Os bonobos machos são capazes de interpretar sinais de fertilidade feminina que não refletem de forma confiável a ovulação. Uma investigação liderada por Heungjin Ryu, da Universidade de Quioto, no Japão, mostra que esta capacidade lhes permite direcionar as tentativas de acasalamento no momento em que a concepção é mais provável. A obra foi publicada em 9 de dezembroo Em periódicos de acesso aberto Biologia PLOS.
Em muitos mamíferos, as fêmeas só estão dispostas a acasalar quando estão ovulando, proporcionando aos machos uma janela clara para maximizar o sucesso reprodutivo. Os bonobos (Pan paniscus) diferem desse padrão porque as fêmeas permanecem sexualmente receptivas por longos períodos de tempo e desenvolvem inchaços genitais rosa brilhante que persistem muito além do estágio reprodutivo real.

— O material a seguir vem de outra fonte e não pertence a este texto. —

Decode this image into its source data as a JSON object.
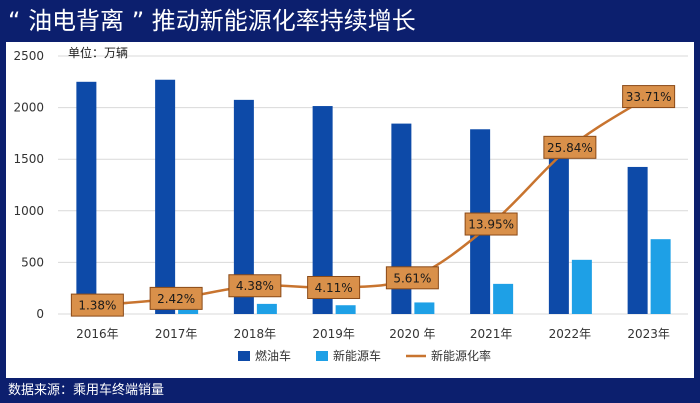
{
  "header": {
    "title": "“ 油电背离 ” 推动新能源化率持续增长"
  },
  "footer": {
    "source": "数据来源：乘用车终端销量"
  },
  "chart_data": {
    "type": "bar",
    "title": "“ 油电背离 ” 推动新能源化率持续增长",
    "unit_label": "单位：万辆",
    "categories": [
      "2016年",
      "2017年",
      "2018年",
      "2019年",
      "2020 年",
      "2021年",
      "2022年",
      "2023年"
    ],
    "series": [
      {
        "name": "燃油车",
        "type": "bar",
        "axis": "left",
        "color": "#0d4aa8",
        "values": [
          2250,
          2270,
          2075,
          2015,
          1845,
          1790,
          1505,
          1425
        ]
      },
      {
        "name": "新能源车",
        "type": "bar",
        "axis": "left",
        "color": "#1ea0e6",
        "values": [
          32,
          57,
          98,
          85,
          112,
          292,
          525,
          725
        ]
      },
      {
        "name": "新能源化率",
        "type": "line",
        "axis": "right",
        "color": "#c8742f",
        "values": [
          1.38,
          2.42,
          4.38,
          4.11,
          5.61,
          13.95,
          25.84,
          33.71
        ],
        "labels": [
          "1.38%",
          "2.42%",
          "4.38%",
          "4.11%",
          "5.61%",
          "13.95%",
          "25.84%",
          "33.71%"
        ]
      }
    ],
    "ylim": [
      0,
      2500
    ],
    "yticks": [
      0,
      500,
      1000,
      1500,
      2000,
      2500
    ],
    "ytick_labels": [
      "0",
      "500",
      "1000",
      "1500",
      "2000",
      "2500"
    ],
    "y2lim": [
      0,
      40
    ],
    "grid": true,
    "legend_position": "bottom-center",
    "label_box_color": "#d9904a"
  }
}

Rastreando bonobos selvagens para entender os sinais de fertilidade
Para estudar como os machos respondem a sinais tão pouco fiáveis, os investigadores analisaram uma comunidade de bonobos selvagens em Wamba, a Reserva Científica de Luo, na República Democrática do Congo. A equipe registrou a atividade sexual diária e avaliou visualmente o grau de inchaço genital de cada mulher. Eles também coletaram amostras de urina em papel de filtro para medir estrogênio e progesterona e determinar quando ocorreu a ovulação.
Os dados mostram que a probabilidade de ovulação é maior entre 8 e 27 dias após a mulher atingir o inchaço máximo, um intervalo que torna a previsão um desafio. Mesmo assim, o comportamento dos homens ainda segue rigorosamente o verdadeiro momento da ovulação. Os machos concentraram a sua actividade de acasalamento nas fêmeas que atingiram o inchaço máximo mais cedo e deram à luz bebés maiores, dois indicadores associados a uma maior probabilidade de ovulação.
Estratégias de acasalamento flexíveis sustentam sistemas imperfeitos
Estas descobertas sugerem que os homens aumentam o sucesso reprodutivo combinando informações sobre padrões de inchaço com o conhecimento da história reprodutiva feminina. Apesar da falta de sinais precisos, porque os machos são capazes de estimar bastante bem a fertilidade, os investigadores acreditam que houve pouca pressão evolutiva para tornar os sinais mais precisos. Isto pode ajudar a explicar por que este sistema persiste durante longos períodos evolutivos.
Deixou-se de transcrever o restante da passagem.